What is the health and safety problem?

Falls of rock from the roof are one of the leading causes of injuries and fatalities for mine workers.

What is the extent of the problem?

Underground mining still has one of the highest fatal injury rates of any U.S. industry—more than five times the national average compared to other industries. Between 1999 and 2008, nearly 40% of all underground fatalities were attributed to roof, rib, and face falls. Small pieces of rock falling between bolts injure 400–500 coal mine workers each year.

How is the NIOSH Mining Program addressing this problem?

Rock fall underground.

Rock fall.

 The NIOSH Mining Program is working to combine empirical, laboratory, and numerical studies to advance the state-of-the-art methods for protecting mine workers from all forms of rock fall. Major roof falls and rib falls are the focus of our current work, including studies to improve the support design methodologies and to provide "best practices" through training and health communications. NIOSH is also funding and collaborating on external research projects. This work focuses on early fall warning devices and improved bolting equipment, which primarily involves smart bolters that evaluate the roof composition and conditions in real time while bolting.

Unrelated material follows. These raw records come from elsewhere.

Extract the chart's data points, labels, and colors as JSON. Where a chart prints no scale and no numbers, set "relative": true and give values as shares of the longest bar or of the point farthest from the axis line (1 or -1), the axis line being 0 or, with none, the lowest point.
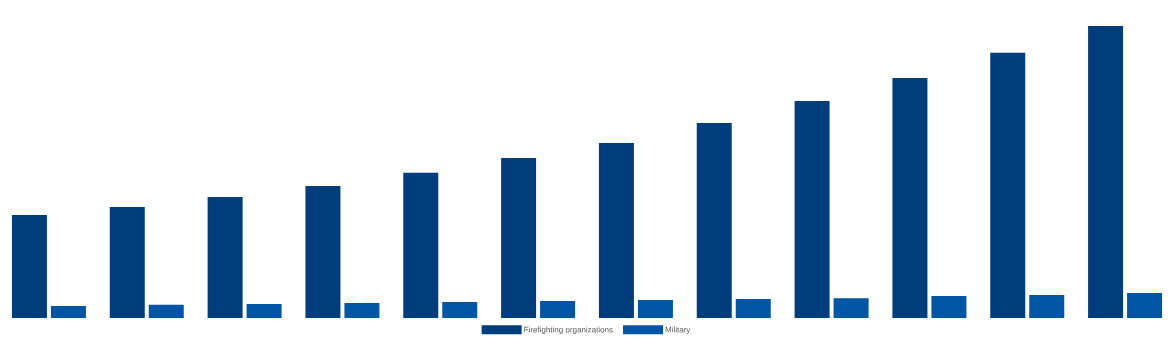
{
  "chart_data": {
    "type": "bar",
    "relative": true,
    "legend": "bottom",
    "categories": [
      null,
      null,
      null,
      null,
      null,
      null,
      null,
      null,
      null,
      null,
      null,
      null
    ],
    "series": [
      {
        "name": "Firefighting organizations",
        "color": "#003d7c",
        "values": [
          0.353,
          0.38,
          0.414,
          0.452,
          0.497,
          0.548,
          0.599,
          0.668,
          0.743,
          0.822,
          0.908,
          1
        ]
      },
      {
        "name": "Military",
        "color": "#0055a5",
        "values": [
          0.041,
          0.045,
          0.048,
          0.051,
          0.055,
          0.058,
          0.062,
          0.065,
          0.068,
          0.075,
          0.079,
          0.086
        ]
      }
    ]
  }
}
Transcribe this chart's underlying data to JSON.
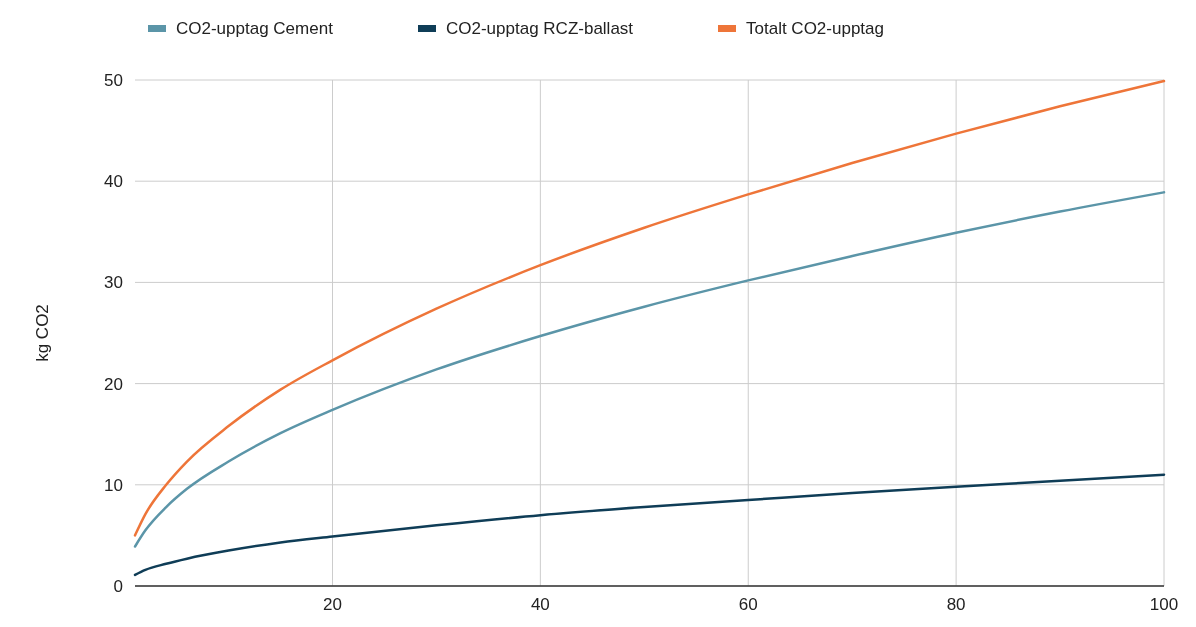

What are the significant findings?

NIOSH has made significant findings in the areas of "best practices" related training and improved fall warning devices. Improvements in technology, such as the use of personal bolter screens to prevent small falls and reduce injuries, have been found to provide significant protection to mine workers in many instances.

What are the next steps?

NIOSH is actively investigating how to protect mine workers from rock falls in ribs of coal mines and apply numerical modeling tools to design support that will reduce large falls of roof. NIOSH Mining’s comprehensive approach to ground control looks at global stability which can be maintained with good pillar design, local stability which can be maintained with good roof controls, and surface or skin control with screening.